Anders als in allen Selbstdarstellungen kommt Böhme am 18. November 1944 in Bad Dürrenberg als eines von neun Kindern zu Welt, die sein Vater in zwei Ehen zeugt. Das Kind wächst zeitweilig bei Pflegeeltern und im Heim auf. Anerkennung sucht der Jugendliche in der Partei, die ihn mit 18 aufnimmt. Er arbeitet als Erzieher, bis ihn 1965 eine Parteistrafe trifft, weil er "den Ansichten Havemanns huldigt". Auf Vermittlung eines Freundes wird er Hilfsbibliothekar im vogtländischen Greiz, gründet im Parteiauftrag einen Jugendclub und gefällt sich in der Rolle des Inspirators eines DDR-kritischen Philosophie- und Lyrikzirkels. 1968 steht er erneut unter Bewährung und wird als IM angeworben.

Verkappter Gegner

Erstmals fühlt er sich bei der Staatssicherheit in einer "Familie" und will vor allem eins: sich unentbehrlich machen. Er versucht Reiner Kunzes und Jürgen Fuchs´ Vertrauen zu gewinnen, er liefert ausführlichste Berichte und erfindet Belastendes hinzu, auch über die Freunde im "Greizer Kreis". Er steigt auf zum Kreissekretär des Kulturbundes, gilt unter Genossen aber bald als verkappter Gegner und verliert die Stelle wieder. Auch als IM erhält er nach Kunzes Ausreise 1977 kaum noch Aufträge. Deshalb zieht er die Aufmerksamkeit der "Organe" mit einer Flugblattaktion und Selbstanzeige auf sich, um während seiner viermonatigen U-Haft "Wiedergutmachung durch operative Arbeit" regelrecht zu erbetteln. Zwar attestiert ihm ein psychiatrisches Gutachten "auffällige Ich-Überhöhung", doch dieser Mann mit dieser Tarnung ist zu verlockend für das MfS. In Mecklenburg darf er sich gegen kirchliche oppositionelle Kreise bewähren, erlangt das Vertrauen von Markus Meckel und Wolfgang Templin und so den Zugang zu den wichtigsten Oppositionsgruppen. In Berlin arbeitet er aktiv in der "Initiative für Frieden und Menschenrechte" mit. Als Top-IM "Maximilian" befolgt er den Auftrag: Bremsen, aber nicht blockieren. Und er liefert bändeweise Dossiers. Bärbel Bohleys Lebenspartner Werner Fischer wird über seine Schizophrenie später sagen: "Er wollte schon zur Familie gehören. In seinem Fall zu zwei Familien."
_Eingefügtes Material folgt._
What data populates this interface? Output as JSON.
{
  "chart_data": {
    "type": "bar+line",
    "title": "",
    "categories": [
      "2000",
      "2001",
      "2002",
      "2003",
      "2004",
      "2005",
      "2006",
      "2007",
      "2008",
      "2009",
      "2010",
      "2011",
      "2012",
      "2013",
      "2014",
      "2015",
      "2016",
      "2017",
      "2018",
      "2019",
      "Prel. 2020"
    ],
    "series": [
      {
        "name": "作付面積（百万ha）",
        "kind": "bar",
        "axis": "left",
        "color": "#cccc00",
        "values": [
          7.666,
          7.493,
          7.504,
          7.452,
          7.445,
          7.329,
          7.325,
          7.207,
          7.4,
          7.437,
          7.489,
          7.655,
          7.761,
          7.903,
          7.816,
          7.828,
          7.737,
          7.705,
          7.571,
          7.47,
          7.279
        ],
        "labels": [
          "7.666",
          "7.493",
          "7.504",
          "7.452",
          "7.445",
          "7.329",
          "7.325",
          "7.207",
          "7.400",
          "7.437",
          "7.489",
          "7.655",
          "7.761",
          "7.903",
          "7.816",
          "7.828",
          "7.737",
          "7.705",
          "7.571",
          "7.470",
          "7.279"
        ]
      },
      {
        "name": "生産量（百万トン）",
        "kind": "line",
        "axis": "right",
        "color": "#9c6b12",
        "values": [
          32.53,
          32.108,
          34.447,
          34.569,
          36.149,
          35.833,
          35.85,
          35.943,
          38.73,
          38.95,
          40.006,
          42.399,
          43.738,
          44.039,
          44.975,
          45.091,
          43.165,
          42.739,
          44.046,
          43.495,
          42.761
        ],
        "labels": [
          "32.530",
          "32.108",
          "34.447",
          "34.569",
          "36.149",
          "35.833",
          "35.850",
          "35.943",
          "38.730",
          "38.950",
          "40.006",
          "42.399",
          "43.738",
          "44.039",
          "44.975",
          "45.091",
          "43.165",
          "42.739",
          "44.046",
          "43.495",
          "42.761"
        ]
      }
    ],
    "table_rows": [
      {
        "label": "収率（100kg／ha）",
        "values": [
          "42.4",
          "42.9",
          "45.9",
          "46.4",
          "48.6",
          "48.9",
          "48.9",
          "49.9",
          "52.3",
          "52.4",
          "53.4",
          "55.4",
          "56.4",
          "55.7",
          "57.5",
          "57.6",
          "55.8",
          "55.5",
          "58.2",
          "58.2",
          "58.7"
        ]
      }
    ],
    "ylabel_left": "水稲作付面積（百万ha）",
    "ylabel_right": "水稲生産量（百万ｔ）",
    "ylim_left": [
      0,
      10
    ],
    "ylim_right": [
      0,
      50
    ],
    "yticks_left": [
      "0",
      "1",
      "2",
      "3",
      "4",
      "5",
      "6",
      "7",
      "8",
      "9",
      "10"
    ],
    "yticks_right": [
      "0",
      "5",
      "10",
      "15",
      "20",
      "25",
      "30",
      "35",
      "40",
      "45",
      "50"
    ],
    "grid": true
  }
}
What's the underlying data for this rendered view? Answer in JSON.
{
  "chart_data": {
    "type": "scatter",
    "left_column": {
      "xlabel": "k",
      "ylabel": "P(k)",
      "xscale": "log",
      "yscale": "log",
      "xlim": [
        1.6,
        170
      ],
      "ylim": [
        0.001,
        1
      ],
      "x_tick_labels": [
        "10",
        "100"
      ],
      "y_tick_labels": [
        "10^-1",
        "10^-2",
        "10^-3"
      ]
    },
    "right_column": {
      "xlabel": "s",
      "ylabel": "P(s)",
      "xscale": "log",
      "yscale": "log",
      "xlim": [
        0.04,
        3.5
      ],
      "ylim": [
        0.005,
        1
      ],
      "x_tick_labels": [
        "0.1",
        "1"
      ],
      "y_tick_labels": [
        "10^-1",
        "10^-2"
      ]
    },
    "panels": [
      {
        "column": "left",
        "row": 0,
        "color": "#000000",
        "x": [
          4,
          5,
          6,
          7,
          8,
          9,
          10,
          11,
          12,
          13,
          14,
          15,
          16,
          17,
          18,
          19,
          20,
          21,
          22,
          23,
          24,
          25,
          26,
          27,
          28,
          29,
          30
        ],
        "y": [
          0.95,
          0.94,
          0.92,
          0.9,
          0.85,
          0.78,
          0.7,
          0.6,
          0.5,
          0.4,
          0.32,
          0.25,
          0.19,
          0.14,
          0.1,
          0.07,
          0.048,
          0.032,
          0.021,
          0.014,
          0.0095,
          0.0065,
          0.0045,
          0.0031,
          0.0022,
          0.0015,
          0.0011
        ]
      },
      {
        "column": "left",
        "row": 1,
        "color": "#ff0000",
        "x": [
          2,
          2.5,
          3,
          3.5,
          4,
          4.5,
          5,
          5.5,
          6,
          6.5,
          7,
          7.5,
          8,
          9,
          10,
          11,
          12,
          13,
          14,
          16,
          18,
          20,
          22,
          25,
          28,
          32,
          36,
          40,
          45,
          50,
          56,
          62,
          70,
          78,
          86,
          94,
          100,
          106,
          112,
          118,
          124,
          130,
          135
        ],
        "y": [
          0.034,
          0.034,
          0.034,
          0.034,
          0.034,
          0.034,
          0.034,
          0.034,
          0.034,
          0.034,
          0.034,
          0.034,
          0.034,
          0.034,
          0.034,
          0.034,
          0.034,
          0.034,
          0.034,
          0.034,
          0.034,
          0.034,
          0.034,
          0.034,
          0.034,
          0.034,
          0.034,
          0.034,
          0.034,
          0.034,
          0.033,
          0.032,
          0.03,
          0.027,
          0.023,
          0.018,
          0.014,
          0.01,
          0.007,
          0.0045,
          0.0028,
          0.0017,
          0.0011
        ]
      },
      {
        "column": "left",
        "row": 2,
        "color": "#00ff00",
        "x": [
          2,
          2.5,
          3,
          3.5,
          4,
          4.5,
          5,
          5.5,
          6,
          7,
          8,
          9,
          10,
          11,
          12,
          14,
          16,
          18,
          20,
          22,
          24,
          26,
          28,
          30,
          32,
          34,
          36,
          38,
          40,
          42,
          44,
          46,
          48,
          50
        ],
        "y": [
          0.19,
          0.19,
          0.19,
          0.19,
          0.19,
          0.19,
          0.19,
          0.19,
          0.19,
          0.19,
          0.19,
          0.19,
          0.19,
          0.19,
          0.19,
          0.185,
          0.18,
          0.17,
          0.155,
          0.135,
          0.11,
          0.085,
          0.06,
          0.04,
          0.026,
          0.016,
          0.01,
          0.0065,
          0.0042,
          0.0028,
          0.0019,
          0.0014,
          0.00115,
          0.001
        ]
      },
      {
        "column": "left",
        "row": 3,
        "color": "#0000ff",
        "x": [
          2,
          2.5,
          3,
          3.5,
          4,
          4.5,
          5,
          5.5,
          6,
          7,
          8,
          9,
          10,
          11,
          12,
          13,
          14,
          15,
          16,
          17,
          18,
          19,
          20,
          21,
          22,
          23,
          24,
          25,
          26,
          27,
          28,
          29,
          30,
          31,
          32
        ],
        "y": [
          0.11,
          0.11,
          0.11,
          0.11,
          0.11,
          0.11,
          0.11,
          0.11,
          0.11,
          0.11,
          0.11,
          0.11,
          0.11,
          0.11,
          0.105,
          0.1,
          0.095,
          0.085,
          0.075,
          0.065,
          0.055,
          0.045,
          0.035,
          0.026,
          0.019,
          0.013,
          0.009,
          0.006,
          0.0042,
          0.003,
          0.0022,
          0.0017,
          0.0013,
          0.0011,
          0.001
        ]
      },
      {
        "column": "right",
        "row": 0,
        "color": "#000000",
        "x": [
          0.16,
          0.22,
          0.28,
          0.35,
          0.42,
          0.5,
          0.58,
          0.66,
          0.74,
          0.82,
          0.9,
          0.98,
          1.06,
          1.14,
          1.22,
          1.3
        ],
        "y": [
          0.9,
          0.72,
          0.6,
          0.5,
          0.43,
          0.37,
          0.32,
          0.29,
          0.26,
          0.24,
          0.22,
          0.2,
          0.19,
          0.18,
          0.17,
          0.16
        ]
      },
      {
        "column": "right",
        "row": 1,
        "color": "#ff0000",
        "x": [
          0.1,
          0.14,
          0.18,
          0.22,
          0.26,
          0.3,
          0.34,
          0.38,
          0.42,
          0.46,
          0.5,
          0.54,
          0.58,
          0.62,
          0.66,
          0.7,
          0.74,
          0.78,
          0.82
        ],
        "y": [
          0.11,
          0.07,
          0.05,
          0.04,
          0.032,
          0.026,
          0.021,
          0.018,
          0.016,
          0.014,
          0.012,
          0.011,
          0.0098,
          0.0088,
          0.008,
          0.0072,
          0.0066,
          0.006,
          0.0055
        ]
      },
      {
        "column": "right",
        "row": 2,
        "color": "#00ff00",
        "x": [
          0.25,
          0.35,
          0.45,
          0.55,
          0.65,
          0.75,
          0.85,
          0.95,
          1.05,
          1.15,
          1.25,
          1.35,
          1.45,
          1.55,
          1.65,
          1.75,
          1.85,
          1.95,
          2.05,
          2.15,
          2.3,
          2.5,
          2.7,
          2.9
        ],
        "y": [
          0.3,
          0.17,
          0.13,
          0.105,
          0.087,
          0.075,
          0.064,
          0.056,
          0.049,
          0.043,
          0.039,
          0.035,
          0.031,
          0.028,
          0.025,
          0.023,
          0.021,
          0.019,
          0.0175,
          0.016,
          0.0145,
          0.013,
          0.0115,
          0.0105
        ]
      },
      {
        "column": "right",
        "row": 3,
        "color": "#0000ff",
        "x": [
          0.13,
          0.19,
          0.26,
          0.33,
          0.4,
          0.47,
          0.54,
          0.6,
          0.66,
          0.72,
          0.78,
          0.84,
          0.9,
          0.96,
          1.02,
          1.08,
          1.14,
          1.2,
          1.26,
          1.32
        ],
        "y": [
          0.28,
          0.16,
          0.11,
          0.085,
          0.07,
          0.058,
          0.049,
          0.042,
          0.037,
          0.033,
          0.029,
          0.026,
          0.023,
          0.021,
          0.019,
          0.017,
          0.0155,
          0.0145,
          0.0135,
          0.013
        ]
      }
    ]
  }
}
Zu seiner Hochform läuft "Maximilian" im Herbst 1989 bei der illegalen SDP-Gründung auf, er lässt sich zum Geschäftsführer und später zum Vorsitzenden wählen und gewinnt das Vertrauen von Willy Brandt. Böhme lebt seine Traumrolle als künftiger Ministerpräsident der DDR - bis sich IM-Gerüchte verdichten. Es folgen sein Zusammenbruch und Dementis bis zu seinem einsamen Tod am 22. November 1999 in Neustrelitz.

Christiane Baumanns "rekonstruierter Lebenslauf" entzaubert den Mythos Böhme. Und auch dass ist ein Verdienst ihres Buches - es zeigt eindrucksvoll, wie Enge und Kleinheit in der DDR auch zu einer Enge im Denken und Handeln führte.

Christiane Baumann:

Manfred "Ibrahim" Böhme. Ein rekonstruierter Lebenslauf.